If the official number of COVID-19 cases reflects one out of 50 cases in the real world, it is almost worthless as an indicator of how rapidly the disease is spreading through the population. What better measures are there? The number of hospitalizations and deaths. Those data series have their own issues, but we can feel pretty confident that they are a more accurate reflection of trends than the confirmed- cases number, especially trends among those most severely affected by the disease.
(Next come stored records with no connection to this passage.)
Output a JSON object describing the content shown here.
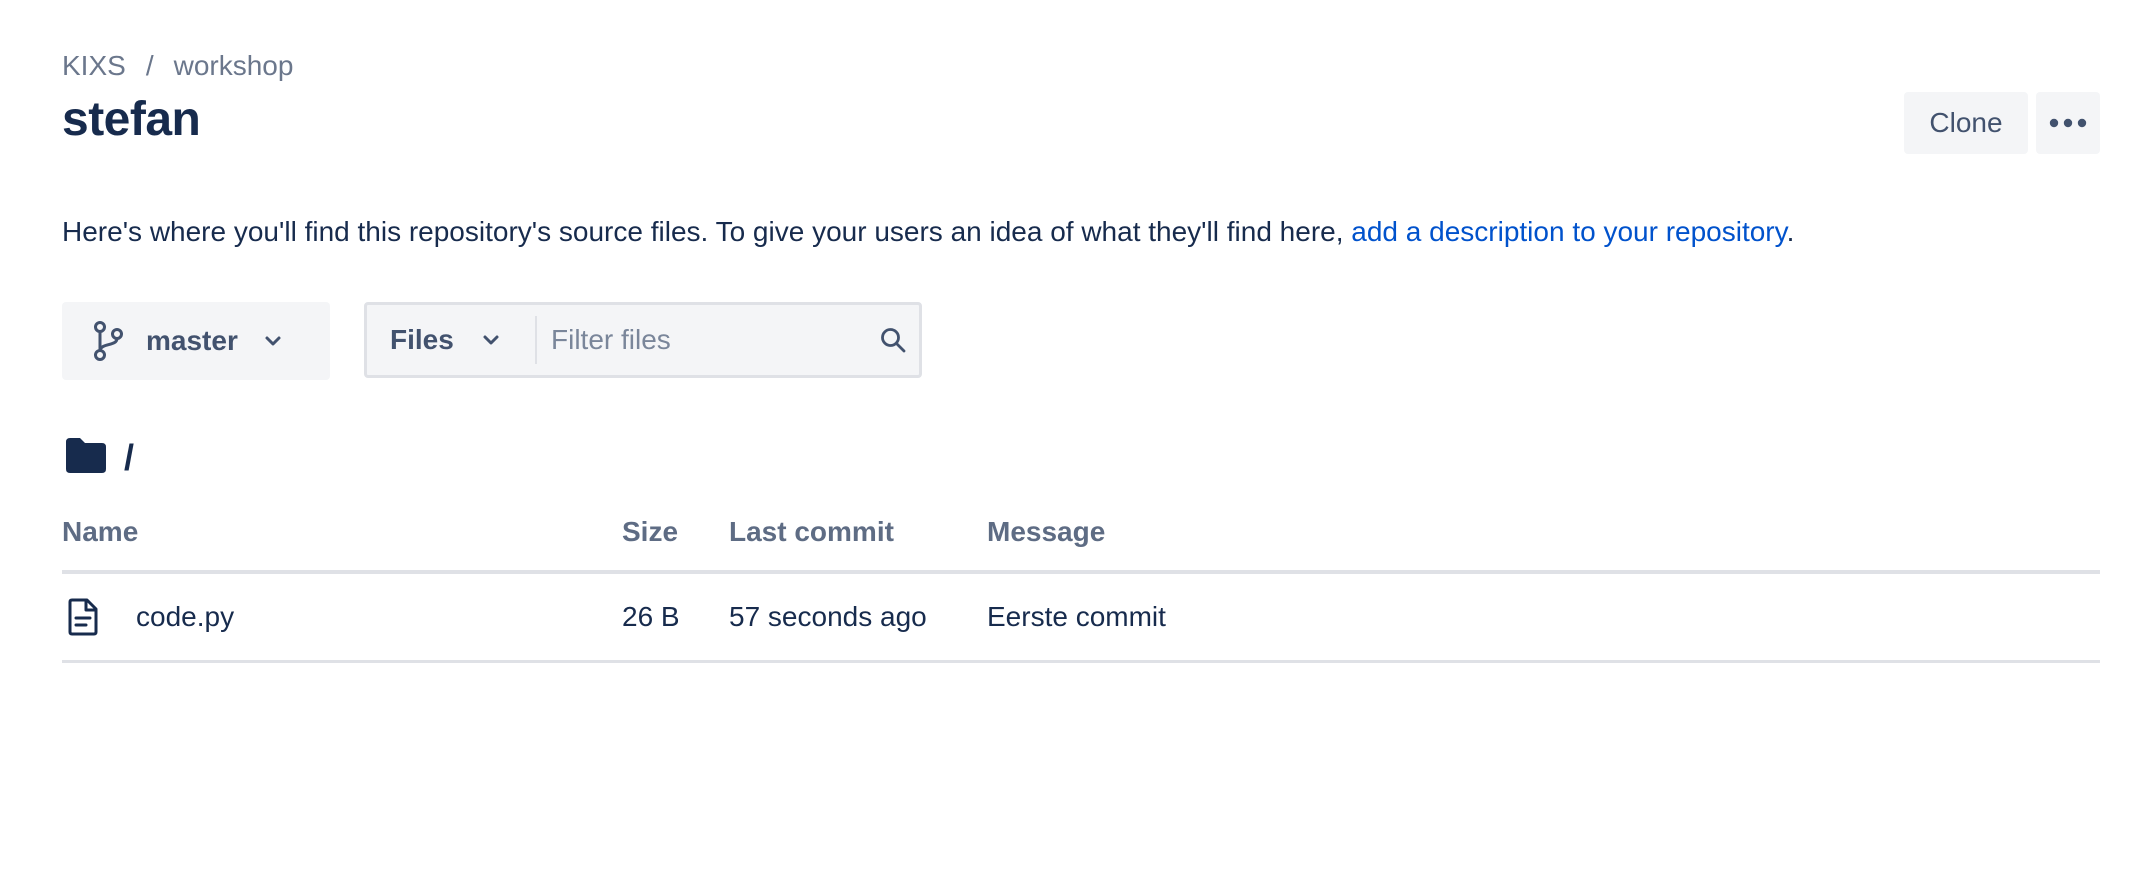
{
  "breadcrumb": {
    "project": "KIXS",
    "separator": "/",
    "repo": "workshop"
  },
  "title": "stefan",
  "actions": {
    "clone_label": "Clone",
    "more_icon": "more-horizontal-icon"
  },
  "description": {
    "text": "Here's where you'll find this repository's source files. To give your users an idea of what they'll find here, ",
    "link": "add a description to your repository",
    "suffix": "."
  },
  "branch": {
    "icon": "branch-icon",
    "name": "master"
  },
  "filter": {
    "mode": "Files",
    "placeholder": "Filter files"
  },
  "path": {
    "icon": "folder-icon",
    "value": "/"
  },
  "table": {
    "headers": {
      "name": "Name",
      "size": "Size",
      "last_commit": "Last commit",
      "message": "Message"
    },
    "rows": [
      {
        "icon": "file-icon",
        "name": "code.py",
        "size": "26 B",
        "last_commit": "57 seconds ago",
        "message": "Eerste commit"
      }
    ]
  },
  "colors": {
    "text": "#172b4d",
    "subtle": "#6b778c",
    "link": "#0052cc",
    "button_bg": "#f4f5f7",
    "border": "#dfe1e6"
  }
}
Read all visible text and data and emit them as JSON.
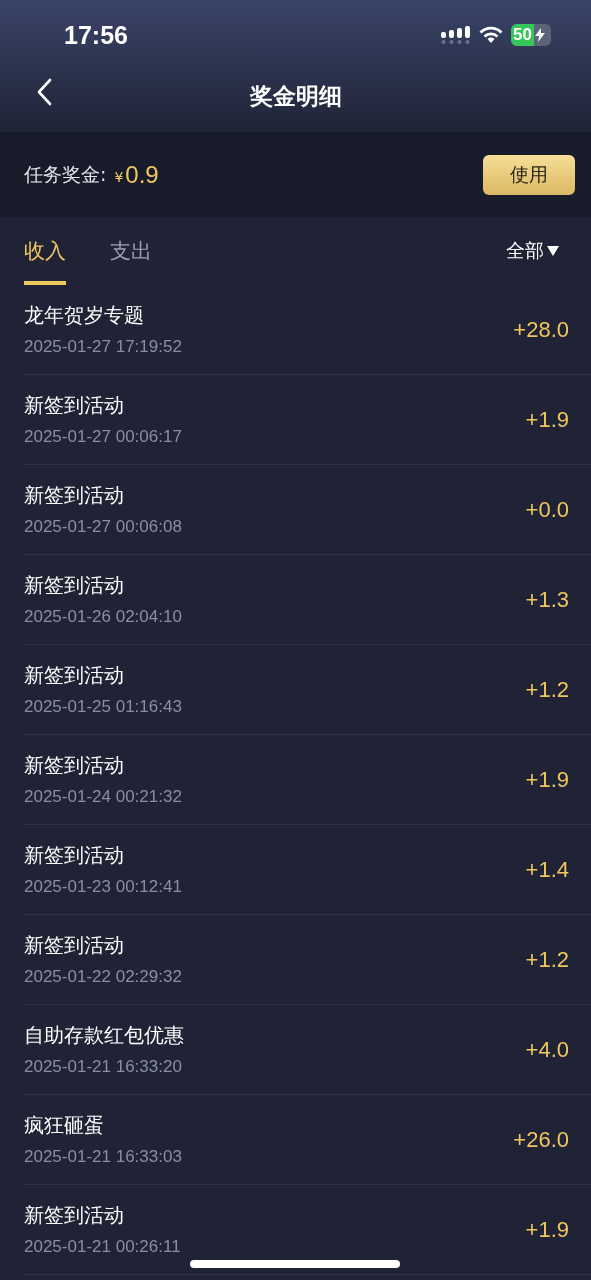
{
  "status_bar": {
    "time": "17:56",
    "battery": "50"
  },
  "nav": {
    "title": "奖金明细"
  },
  "bonus": {
    "label": "任务奖金:",
    "currency": "¥",
    "amount": "0.9",
    "button": "使用"
  },
  "tabs": [
    {
      "label": "收入",
      "selected": true
    },
    {
      "label": "支出",
      "selected": false
    }
  ],
  "filter": {
    "label": "全部"
  },
  "records": [
    {
      "title": "龙年贺岁专题",
      "time": "2025-01-27 17:19:52",
      "amount": "+28.0"
    },
    {
      "title": "新签到活动",
      "time": "2025-01-27 00:06:17",
      "amount": "+1.9"
    },
    {
      "title": "新签到活动",
      "time": "2025-01-27 00:06:08",
      "amount": "+0.0"
    },
    {
      "title": "新签到活动",
      "time": "2025-01-26 02:04:10",
      "amount": "+1.3"
    },
    {
      "title": "新签到活动",
      "time": "2025-01-25 01:16:43",
      "amount": "+1.2"
    },
    {
      "title": "新签到活动",
      "time": "2025-01-24 00:21:32",
      "amount": "+1.9"
    },
    {
      "title": "新签到活动",
      "time": "2025-01-23 00:12:41",
      "amount": "+1.4"
    },
    {
      "title": "新签到活动",
      "time": "2025-01-22 02:29:32",
      "amount": "+1.2"
    },
    {
      "title": "自助存款红包优惠",
      "time": "2025-01-21 16:33:20",
      "amount": "+4.0"
    },
    {
      "title": "疯狂砸蛋",
      "time": "2025-01-21 16:33:03",
      "amount": "+26.0"
    },
    {
      "title": "新签到活动",
      "time": "2025-01-21 00:26:11",
      "amount": "+1.9"
    }
  ]
}
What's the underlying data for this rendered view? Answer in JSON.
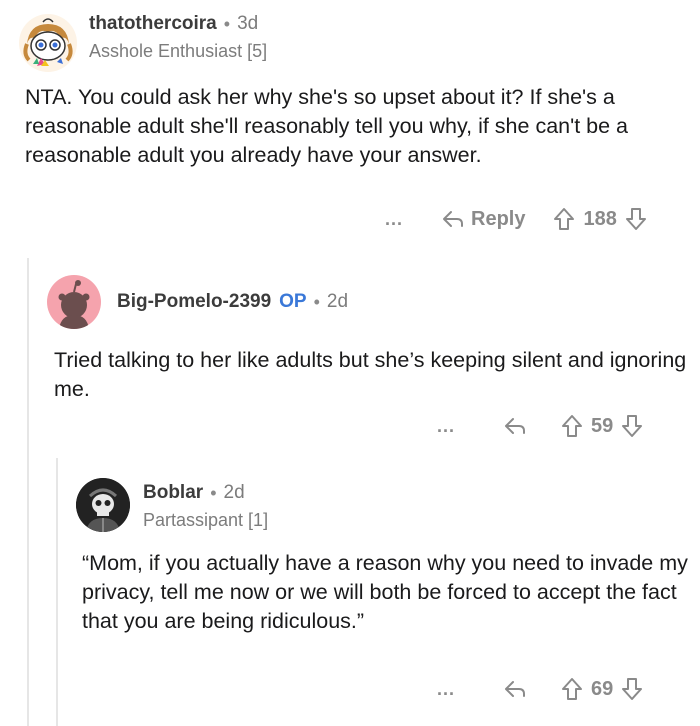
{
  "comments": [
    {
      "author": "thatothercoira",
      "time": "3d",
      "flair": "Asshole Enthusiast [5]",
      "body": "NTA. You could ask her why she's so upset about it? If she's a reasonable adult she'll reasonably tell you why, if she can't be a reasonable adult you already have your answer.",
      "more": "...",
      "reply_label": "Reply",
      "score": "188",
      "icons": [
        "more-icon",
        "reply-icon",
        "upvote-icon",
        "downvote-icon"
      ]
    },
    {
      "author": "Big-Pomelo-2399",
      "op_badge": "OP",
      "time": "2d",
      "body": "Tried talking to her like adults but she’s keeping silent and ignoring me.",
      "more": "...",
      "score": "59",
      "colors": {
        "avatar_bg": "#f5a3ad",
        "snoo": "#6b4e4e"
      }
    },
    {
      "author": "Boblar",
      "time": "2d",
      "flair": "Partassipant [1]",
      "body": "“Mom, if you actually have a reason why you need to invade my privacy, tell me now or we will both be forced to accept the fact that you are being ridiculous.”",
      "more": "...",
      "score": "69"
    }
  ],
  "separator": "•",
  "colors": {
    "op_badge": "#3a78d8",
    "thread_line": "#e6e6e6",
    "meta_text": "#7c7c7c"
  }
}
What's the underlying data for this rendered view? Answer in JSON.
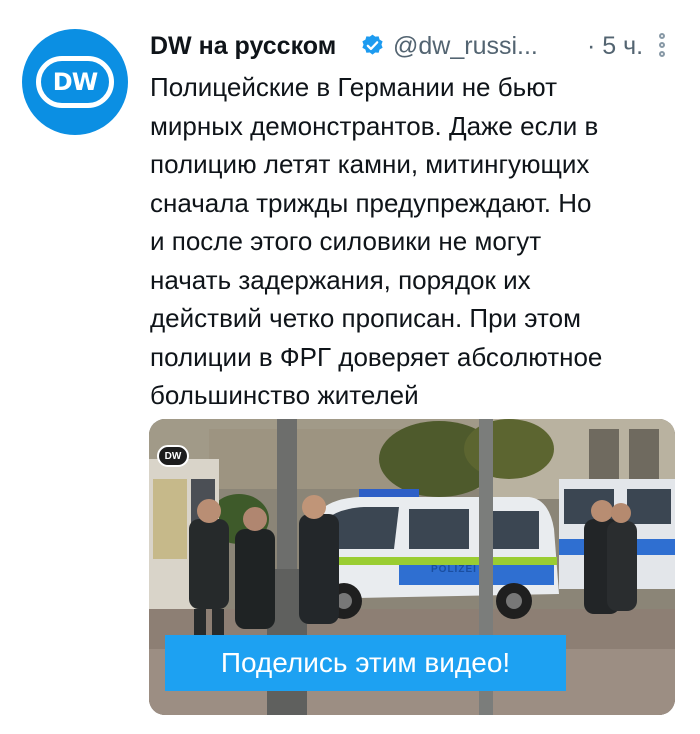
{
  "author": {
    "name": "DW на русском",
    "handle": "@dw_russi...",
    "time": "· 5 ч.",
    "avatar_text": "DW"
  },
  "tweet": {
    "text": "Полицейские в Германии не бьют\nмирных демонстрантов. Даже если в\nполицию летят камни, митингующих\nсначала трижды предупреждают. Но\nи после этого силовики не могут\nначать задержания, порядок их\nдействий четко прописан. При этом\nполиции в ФРГ доверяет абсолютное\nбольшинство жителей"
  },
  "media": {
    "logo_text": "DW",
    "vehicle_text": "POLIZEI",
    "cta_label": "Поделись этим видео!"
  },
  "colors": {
    "accent": "#1da1f2",
    "avatar_bg": "#0b8fe3",
    "muted": "#536471"
  },
  "icons": [
    "verified-badge-icon",
    "more-options-icon"
  ]
}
We can tentatively draw important conclusions to guide us as we seek the appropriate balance between saving lives and salvaging the economy:

  1. The disease has spread far more rapidly than anyone heretofore suspected;
  2. It is not not nearly as fatal as feared;
  3. Social-distancing measures have indeed “flattened the curve” and Virginia hospitals are in no danger of being overwhelmed, and
  4. There is far more herd immunity in the population than previously believed.

I conclude by presenting John Butcher’s updated logarithmic graph that shows a bending of the curve for the three key metrics.